On 27/04/2021 10:11, Ming Lei wrote:
On Tue, Apr 27, 2021 at 08:52:53AM +0100, John Garry wrote:
On 27/04/2021 00:59, Ming Lei wrote:
Anyway, I'll look at adding code for a per-request queue sched tags to see
if it helps. But I would plan to continue to use a per hctx sched request
pool.
Why not switch to per hctx sched request pool?
I don't understand. The current code uses a per-hctx sched request pool, and
I said that I don't plan to change that.
I forget why you didn't do that, because for hostwide tags, request
is always 1:1 for either sched tags(real io sched) or driver tags(none).

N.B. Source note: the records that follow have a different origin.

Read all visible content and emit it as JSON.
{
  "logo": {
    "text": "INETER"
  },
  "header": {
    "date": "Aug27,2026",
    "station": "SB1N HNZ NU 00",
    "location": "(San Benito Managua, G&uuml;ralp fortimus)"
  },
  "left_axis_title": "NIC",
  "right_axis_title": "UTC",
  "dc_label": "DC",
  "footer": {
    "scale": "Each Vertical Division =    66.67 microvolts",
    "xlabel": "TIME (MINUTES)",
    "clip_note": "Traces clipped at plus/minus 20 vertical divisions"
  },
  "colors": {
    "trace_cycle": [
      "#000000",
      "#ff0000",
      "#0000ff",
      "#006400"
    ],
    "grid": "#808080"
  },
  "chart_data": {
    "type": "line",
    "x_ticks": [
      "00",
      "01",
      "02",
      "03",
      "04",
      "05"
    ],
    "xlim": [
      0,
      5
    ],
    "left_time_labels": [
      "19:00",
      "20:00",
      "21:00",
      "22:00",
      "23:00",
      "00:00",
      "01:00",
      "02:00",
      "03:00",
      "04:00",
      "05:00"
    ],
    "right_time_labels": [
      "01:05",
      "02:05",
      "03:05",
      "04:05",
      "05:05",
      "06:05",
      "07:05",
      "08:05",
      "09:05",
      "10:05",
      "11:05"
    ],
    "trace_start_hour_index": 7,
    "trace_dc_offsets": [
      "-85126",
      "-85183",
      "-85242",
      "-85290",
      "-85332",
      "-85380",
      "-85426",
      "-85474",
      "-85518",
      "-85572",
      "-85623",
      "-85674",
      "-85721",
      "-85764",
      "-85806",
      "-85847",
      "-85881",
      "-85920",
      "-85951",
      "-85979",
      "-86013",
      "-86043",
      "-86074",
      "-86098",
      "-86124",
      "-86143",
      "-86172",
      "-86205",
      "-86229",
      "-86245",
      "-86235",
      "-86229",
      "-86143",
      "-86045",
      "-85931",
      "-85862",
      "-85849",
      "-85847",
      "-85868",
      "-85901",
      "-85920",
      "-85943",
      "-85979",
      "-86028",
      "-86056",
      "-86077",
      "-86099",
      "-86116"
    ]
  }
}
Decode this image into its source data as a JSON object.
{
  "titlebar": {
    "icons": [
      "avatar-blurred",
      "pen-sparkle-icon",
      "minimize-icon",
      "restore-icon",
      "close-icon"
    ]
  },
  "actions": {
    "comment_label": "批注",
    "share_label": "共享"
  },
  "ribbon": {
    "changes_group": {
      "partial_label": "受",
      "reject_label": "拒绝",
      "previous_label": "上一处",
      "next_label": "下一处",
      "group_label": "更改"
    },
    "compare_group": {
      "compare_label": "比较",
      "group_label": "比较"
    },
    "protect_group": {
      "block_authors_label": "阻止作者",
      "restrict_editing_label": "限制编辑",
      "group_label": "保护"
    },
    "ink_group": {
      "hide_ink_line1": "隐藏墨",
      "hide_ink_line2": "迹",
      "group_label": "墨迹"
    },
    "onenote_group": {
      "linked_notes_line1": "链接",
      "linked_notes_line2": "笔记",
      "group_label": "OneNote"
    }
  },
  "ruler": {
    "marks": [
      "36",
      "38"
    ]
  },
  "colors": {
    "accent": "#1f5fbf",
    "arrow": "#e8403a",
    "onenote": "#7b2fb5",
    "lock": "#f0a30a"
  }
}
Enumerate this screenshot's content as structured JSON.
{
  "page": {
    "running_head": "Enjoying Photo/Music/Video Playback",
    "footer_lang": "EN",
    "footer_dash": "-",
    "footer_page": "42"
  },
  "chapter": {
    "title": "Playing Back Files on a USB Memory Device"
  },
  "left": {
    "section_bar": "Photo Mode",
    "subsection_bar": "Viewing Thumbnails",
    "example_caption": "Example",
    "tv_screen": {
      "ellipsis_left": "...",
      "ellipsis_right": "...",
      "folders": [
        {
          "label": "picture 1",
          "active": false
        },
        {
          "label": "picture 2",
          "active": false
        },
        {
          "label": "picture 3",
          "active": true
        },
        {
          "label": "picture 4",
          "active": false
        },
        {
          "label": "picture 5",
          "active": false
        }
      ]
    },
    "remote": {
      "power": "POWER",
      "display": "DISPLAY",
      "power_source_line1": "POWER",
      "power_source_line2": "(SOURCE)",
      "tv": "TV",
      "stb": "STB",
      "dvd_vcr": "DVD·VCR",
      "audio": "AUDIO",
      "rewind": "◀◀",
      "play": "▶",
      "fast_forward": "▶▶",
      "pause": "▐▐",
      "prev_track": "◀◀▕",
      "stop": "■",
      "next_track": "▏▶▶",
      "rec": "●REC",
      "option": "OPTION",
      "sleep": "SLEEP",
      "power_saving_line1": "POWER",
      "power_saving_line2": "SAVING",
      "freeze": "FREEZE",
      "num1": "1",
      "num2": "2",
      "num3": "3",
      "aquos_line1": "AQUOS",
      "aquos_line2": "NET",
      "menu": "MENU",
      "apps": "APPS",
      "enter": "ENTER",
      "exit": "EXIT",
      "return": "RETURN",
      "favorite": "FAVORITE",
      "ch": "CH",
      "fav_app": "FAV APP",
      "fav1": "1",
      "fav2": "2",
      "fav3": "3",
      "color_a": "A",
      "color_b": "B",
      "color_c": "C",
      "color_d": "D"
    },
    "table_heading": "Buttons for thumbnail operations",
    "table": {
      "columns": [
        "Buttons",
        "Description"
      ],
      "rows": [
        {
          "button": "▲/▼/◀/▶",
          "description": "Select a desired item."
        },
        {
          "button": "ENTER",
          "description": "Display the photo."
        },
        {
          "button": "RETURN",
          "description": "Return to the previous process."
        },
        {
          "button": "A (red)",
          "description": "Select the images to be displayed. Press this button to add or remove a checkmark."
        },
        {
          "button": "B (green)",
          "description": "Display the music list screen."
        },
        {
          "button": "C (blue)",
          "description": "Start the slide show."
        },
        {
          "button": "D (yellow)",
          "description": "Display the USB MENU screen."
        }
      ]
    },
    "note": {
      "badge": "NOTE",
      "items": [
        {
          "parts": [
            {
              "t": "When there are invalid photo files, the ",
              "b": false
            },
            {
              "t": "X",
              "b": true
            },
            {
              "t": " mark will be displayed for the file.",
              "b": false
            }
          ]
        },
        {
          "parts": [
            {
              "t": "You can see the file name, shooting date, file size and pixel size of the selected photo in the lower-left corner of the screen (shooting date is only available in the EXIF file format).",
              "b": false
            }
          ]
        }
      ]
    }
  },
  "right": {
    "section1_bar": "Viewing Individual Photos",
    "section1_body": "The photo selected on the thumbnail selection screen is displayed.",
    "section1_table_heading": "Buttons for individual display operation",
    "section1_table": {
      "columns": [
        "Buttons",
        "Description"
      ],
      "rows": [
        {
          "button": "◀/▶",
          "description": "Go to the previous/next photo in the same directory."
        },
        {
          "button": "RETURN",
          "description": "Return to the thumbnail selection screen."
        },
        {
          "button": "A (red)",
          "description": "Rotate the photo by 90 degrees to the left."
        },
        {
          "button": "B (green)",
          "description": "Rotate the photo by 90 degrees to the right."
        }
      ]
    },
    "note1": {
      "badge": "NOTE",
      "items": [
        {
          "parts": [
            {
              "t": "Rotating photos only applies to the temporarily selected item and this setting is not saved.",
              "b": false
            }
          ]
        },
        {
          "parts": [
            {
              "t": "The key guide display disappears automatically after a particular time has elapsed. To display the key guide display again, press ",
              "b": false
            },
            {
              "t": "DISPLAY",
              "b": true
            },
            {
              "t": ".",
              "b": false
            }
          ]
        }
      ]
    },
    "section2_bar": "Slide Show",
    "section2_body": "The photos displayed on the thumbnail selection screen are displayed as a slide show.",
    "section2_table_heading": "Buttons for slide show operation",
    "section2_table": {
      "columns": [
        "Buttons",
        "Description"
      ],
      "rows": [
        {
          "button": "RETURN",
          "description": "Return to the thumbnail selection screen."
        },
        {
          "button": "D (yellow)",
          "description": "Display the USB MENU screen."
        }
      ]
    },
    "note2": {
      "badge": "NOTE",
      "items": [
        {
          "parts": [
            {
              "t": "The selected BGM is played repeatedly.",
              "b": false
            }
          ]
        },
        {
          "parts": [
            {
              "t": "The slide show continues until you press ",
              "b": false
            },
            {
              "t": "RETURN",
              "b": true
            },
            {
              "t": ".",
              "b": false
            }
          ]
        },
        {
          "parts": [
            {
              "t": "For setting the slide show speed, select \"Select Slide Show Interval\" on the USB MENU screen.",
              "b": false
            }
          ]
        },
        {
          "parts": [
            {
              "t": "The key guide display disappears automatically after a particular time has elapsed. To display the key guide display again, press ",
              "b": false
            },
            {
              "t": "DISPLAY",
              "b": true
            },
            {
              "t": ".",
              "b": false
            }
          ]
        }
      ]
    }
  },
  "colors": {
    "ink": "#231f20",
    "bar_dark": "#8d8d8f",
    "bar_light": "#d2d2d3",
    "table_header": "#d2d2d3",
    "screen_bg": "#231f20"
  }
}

Maybe you want to keep request local to hctx, but never see related
performance data for supporting the point, sbitmap queue allocator has
been intelligent enough to allocate tag freed from native cpu.
Then you just waste lots of memory, I remember that scsi request payload
is a bit big.
It's true that we waste much memory for regular static requests for when
using hostwide tags today.
One problem in trying to use a single set of "hostwide" static requests
is that we call blk_mq_init_request(..., hctx_idx, ...) ->
set->ops->init_request(.., hctx_idx, ...) for each static rq, and this
would not work for a single set of "hostwide" requests.
And I see a similar problem for a "request queue-wide" sched static
requests.
Maybe we can improve this in future.
BTW, for the performance issue which Yanhui witnessed with megaraid sas,
do you think it may because of the IO sched tags issue of total sched
tag depth growing vs driver tags? Are there lots of LUNs? I can imagine
that megaraid sas has much larger can_queue than scsi_debug :)
Thanks,
John